Vintage Martin Acoustic Guitar Restoration : Martin 00-17

Here’s a rare guitar on the workbench, it’s an old Martin 00-17 made in 1949.  Bob Dylan used this model back in the early so called “Coffeehouse Days” more info on Dylans guitar’s Here…

This little gem has some all too familiar problems; it has severe soundboard bellying, the neck is loose giving a high playing action. All of which has probably causing the bridge to lift.

Other issues

There is a small hole in the rib

Initials have been scratched in the lacquer on the back

It has been fitted with inappropriate machine heads

Click image to enlarge


With all bridge-lifting or bellying issues the first thing to look at is the internal structure of the soundboard.

Using lights and mirrors to scrutinise the internal bracing it is discovered that the bridge plate is a little loose and not glued at its edges.

By removing the bridge and bridge-plate the soundboard can be returned to its original flat shape.

With very little effort the bridge is removed.

The bridge-plate is soaked overnight. The next day, with a little heat, the bridge-plate becomes detached very easily.

With this area of the soundboard in a “damp” state, the soundboard is clamped into a negative bow and left to dry out for a week or so. This will help the soundboard regain its correct shape.
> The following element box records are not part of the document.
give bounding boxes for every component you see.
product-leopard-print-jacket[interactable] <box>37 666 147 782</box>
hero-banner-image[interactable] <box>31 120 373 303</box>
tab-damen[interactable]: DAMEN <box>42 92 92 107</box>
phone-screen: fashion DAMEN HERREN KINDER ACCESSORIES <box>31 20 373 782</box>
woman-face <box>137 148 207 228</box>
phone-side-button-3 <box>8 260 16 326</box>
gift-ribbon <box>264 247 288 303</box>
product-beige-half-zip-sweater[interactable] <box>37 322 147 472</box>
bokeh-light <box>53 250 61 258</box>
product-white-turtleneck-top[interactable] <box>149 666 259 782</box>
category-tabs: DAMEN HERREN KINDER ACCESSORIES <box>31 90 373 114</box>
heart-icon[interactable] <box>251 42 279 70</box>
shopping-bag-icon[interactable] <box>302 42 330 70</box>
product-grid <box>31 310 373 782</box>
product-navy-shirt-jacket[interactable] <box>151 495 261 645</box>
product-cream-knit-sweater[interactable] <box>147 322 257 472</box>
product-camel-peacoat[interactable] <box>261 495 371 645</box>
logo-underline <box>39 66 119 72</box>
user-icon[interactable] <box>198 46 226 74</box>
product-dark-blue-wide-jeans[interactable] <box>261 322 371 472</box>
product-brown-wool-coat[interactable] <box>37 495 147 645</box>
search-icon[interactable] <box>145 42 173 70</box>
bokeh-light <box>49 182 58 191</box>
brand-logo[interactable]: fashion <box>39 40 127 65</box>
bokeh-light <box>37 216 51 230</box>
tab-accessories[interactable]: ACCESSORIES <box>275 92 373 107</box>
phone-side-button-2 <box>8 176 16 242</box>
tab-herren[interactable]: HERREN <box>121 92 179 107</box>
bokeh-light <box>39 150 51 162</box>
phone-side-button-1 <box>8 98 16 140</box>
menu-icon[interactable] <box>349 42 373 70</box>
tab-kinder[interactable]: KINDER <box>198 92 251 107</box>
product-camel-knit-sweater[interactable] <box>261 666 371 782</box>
Once completely dry a new bridge-plate is made up from Indian Rosewood and glued into place. Hide glue is used because it is reversible, this will make the plate easier to remove in later years if necessary.

With the soundboard still in its negative bow the new bridge-plate is fitted, clamped up and left to dry overnight.

The bridge footprint on the soundboard and the underside of the bridge are cleaned up and with the soundboard still in its negative bow the bridge is glued into place.

Hide glue can be diluted to such a viscosity so as to be used in a syringe. Using this method the issue of the loose neck is easily solved by injecting Hide glue into the join and clamping overnight.

The hole and initials are patched up and cleaned up so as not to look too “over worked”. This is quite often a good way of resolving damage to a finish that is already distressed from years of use.

Suitable replacement machine heads are not available at the time of stringing up this old Martin. This will be done when appropriate tuners become available.

Glenn of Glenn’s Guitars plays the changes and checks over the  finished results.

More Martin 0017 photos on Flickr

7 Responses to “Vintage Martin Acoustic Guitar Restoration : Martin 00-17”

  1. C.J. Says:

    That heater that you used, is that a certain heater made specifically just for bridge plate removal, aslo I would like to thank you for being so informative about the work you do. My guitar needs a little work now and I’m thinking about doing it myself. Just don’t have all the right tools yet.

  2. Graham Parker Luthier Says:

    The heat blanket used on this repair is a purpose made device available from most luthier suppliers
    Good luck with your repairs,

  3. Rich Says:

    ..I still need to bring my 00-17 in for you to take a look at!!!!


  4. Graham Parker Luthier Says:

    Hi Rich,
    What seems to be the problem with it?
    Email if you wish

  5. Christine LeDoux Says:

    Hi there! I was wondering if you could help me. I have what I think is the same guitar. I’m American but here in Austria. I am trying to figure out if that’s what it is first of all and if so, what to sell it for.
    I emailed a friend and guitar expert Teja Gerken, but haven’t heard back yet. Just trying to find as much info as I can. Thanks so so much in advance.
    American expat in Austria Chris

    • Graham Parker Luthier Says:

      Hi Christine ,
      Email me a few photos of the guitar showing its condition and any issues that you know it may have. Also the model and serial number and I’ll check it out.
      Email address on the contact page.

  6. Charles A Campbell Says:

    I have a Martin Model 0 17 serial number 96828 (inherited from my father) with some damage (holes he drilled to for an electric pickup) and just general wear and tear. Could you tell me, approximately, what would be the cost of restoration. Even a ballpark number would be helpful.